Hey everyone look, it's Eric! Remember him?? He used to work here until a few months ago. Some people called him a "bully" because his brand of humor involved jokes about blacks, gays, hispanics, the handicapped, and the babies who died in the Oklahoma tornadoes. Remember how well he and I got along?!?!?!?
Now he comes in almost every night to gloat about not working here anymore and regale us with stories of being a production assistant on an ABC Family show that no one's ever heard of! Hey Eric, welcome back!
Hahaha, yes Eric, I *do* still work here. It never gets old when you ask me that!! It's like maybe sometime I'll surprise you by answering, "No, I actually don't work here anymore, I just show up to be an asshole to everyone else because I have nothing better to do." Haha can you imagine if someone did that, Eric? Like, if some shit-eating hive of H.P.V. thought he was hot stuff by coming into a former place of employment to hang out?!? Haha you'd have to be a real loser to do that, right Eric?
Say, Eric, now that you're so above being a server and carrying plates and delivering drinks, tell us more about your exciting Hollywood lifestyle!!!! What do you do as a P.A. on the set of "Pretty Twisted Gossip Moms??" Oh...you fetch coffee? And grab lunch? And collect everyone's food order? Wow, Eric, that sounds leaps and bounds different from what we do here at the restaurant! Dream big, you always said!!!!!!!
Where are your manners, Eric, and why haven't you introduced us to this classy little thing feeding herself cherries straight from the bar garnish tray? She is a keeper, totally appropriate for a man of your high stature! What's that, she already tattooed your name on her ass? Then you two most certainly will last forever!

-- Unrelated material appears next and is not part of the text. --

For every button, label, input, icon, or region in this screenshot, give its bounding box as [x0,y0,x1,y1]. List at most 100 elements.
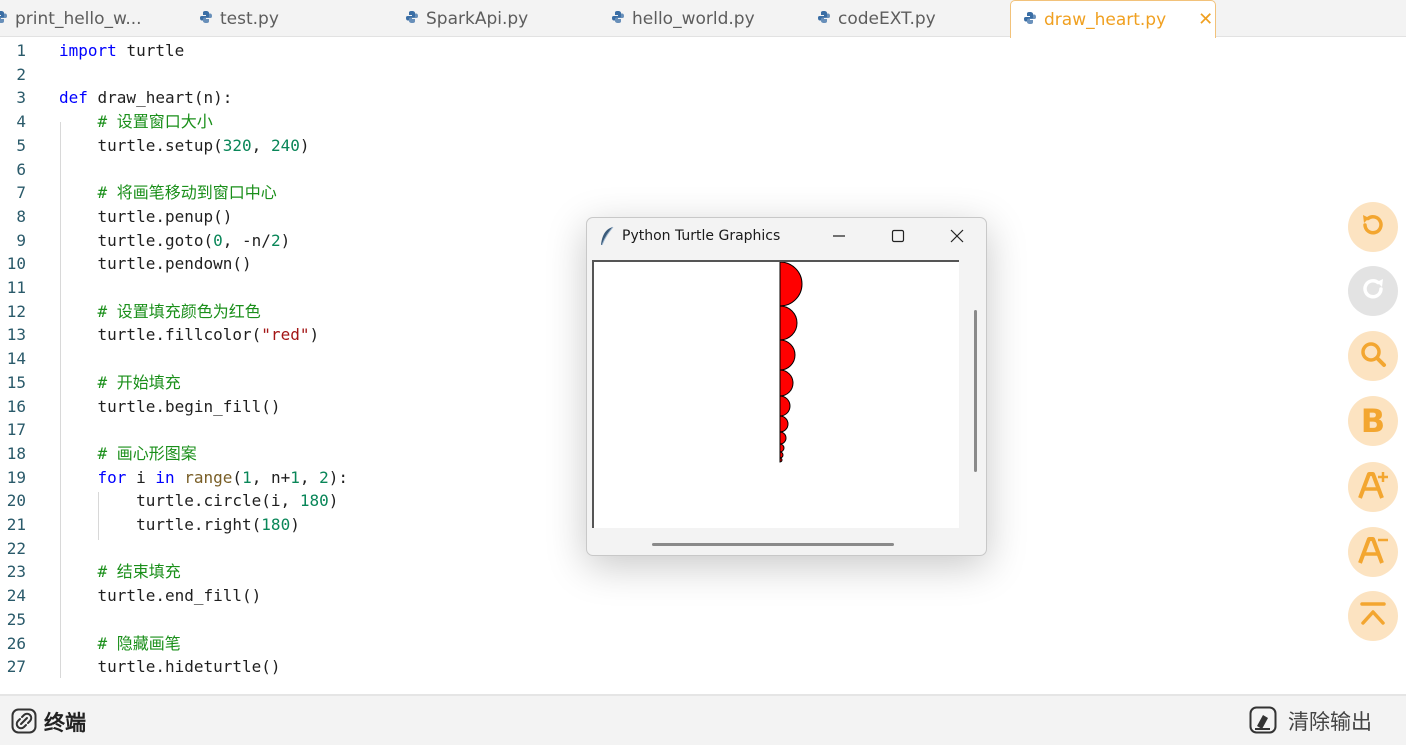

You know what I really appreciate about you, Eric, is how affectionately you call everyone "bro." Nevermind that we worked together for nearly three years; I prefer this casual banter that makes me finally feel like one of the guys! Like, when you say "Hey bro, try not to charge me for this next beer, okay?" I feel like we're best friends!!
Oh Eric. What's this, you shouldn't have?? A fifteen percent tip??? Does the "A" in P.A. stand for Angel? Because only a gift from God would bestow such kindness on me! Nevermind those three years in which we constantly, incessantly bitched about anyone who tipped less than 20 percent - You're Eric! You don't need to tip well; you drive a golf cart around the Warner Bros. lot giving former "Melrose Place" stars their sandwiches and condiments!!
I'm so glad you're not in a rush, Eric!! I prefer - nay, I LOVE - your $10 tab over a two-hour period despite how busy we are and how much more money I'd be making if I could use your six-person-table for one of those bigger parties! You've done so well for yourself, it's almost like you don't remember what it's like being a server!
Oh look at the time, Eric! I must be off, fun as it's been watching your little cherub bob up and down under the table. But please, return, and return soon! After all, as high schoolers, didn't we all marvel at the alumni who returned frequently to visit his alma matter? Some jerks would say that those who return to such a place only do so because they realized that's where they peaked and that life only goes downhill from there. Haha, can you believe that, Eric? Like, the thought that someone like you will never do anything useful or interesting in his life beyond waiting tables?? Haha that's retarded.
Aight, see you later, bro. Give me a shout sometime, we'll go pee on some cold homeless people while they sleep.